There’s nothing subtle about The Professor and the Madman’s storytelling, which has characters—including Murray backer Frederick James Furnivall (Steve Coogan), and Minor’s doctor Richard Brayne (Stephen Dillane)—state everything in upfront terms. Marked by swirling camera movements and weighty zooms into close-up, Safinia’s direction is similarly prone to heavy-handedness, as is a score that amplifies every scene’s mawkishness. That’s most acutely felt whenever Minor is visited by Eliza Merrett (Natalie Dormer), the widow of his victim, whom he financially supports as an act of penance, and soon teaches to read.
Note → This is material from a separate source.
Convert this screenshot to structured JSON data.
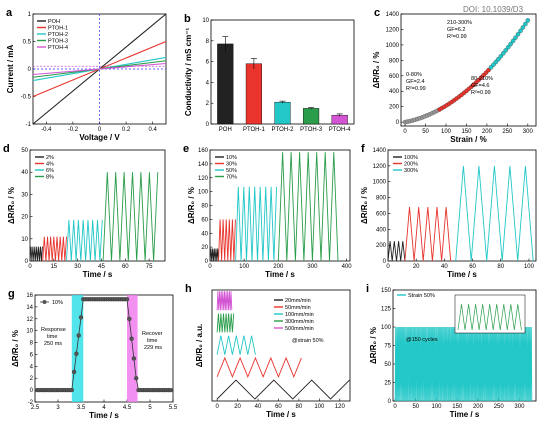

They then fall in love, in one of the film’s many unconvincing moments, thereby affording Dormer a few overacting opportunities of her own.
“We are about to embark on the greatest adventure our language has ever known,” states Murray at the outset, but The Professor and the Madman is too disjointed to elicit any thrills. For his part, Gibson underplays Murray in an attempt to convey the man’s dogged intellectual spirit, and it’s not his fault that the script fails to give him much to work with; in a performance that’s controlled and intermittently expressive, he does what he can to suggest Murray’s inner life.
That said, Gibson can’t resist returning to his usual martyrdom-loving ways, notably during a conversation between Murray and Furnivall. In that passage, Murray declares that his goal is “to offer the world a book that gives meaning to everything in God’s creation. At least, the English part of it. But it’s defeated me, and now I’ve paid for it with everything.”
When Furnivall responds by pointing out that another book has already done that (namely, wink wink, the Bible!), the film, already embellished with intermittent comments about Christian faith, reveals itself to be yet another Gibson passion project in which he fashions himself a Christ-like figure—a notion that feels almost as shoehorned-in as the unconvincing affair between Minor and Merrett.
Regardless of its characters’ fates, The Professor and the Madman isn’t redeemed by climactic speeches and stirring orchestral swells. For that matter, it doesn’t even gracefully arrive at its climax, leaping forward in time with such haphazardness that it’s often striking to discover that, via a few transitional cuts, characters have aged years. Amplifying that confusion is the fact that only some of its players seem older—a shortcoming, one can assume, at least partly due to its problematic post-production.
Trying to pin the blame for The Professor and the Madman’s dull clumsiness on its headline-making disputes, however, seems like an easy way to forgive it for its more fundamental failings, most of which arise from its inability to conjure the slippery nature and history, and profound beauty, of the English language. In its place, we’re left with much grandiose affectation, signifying little.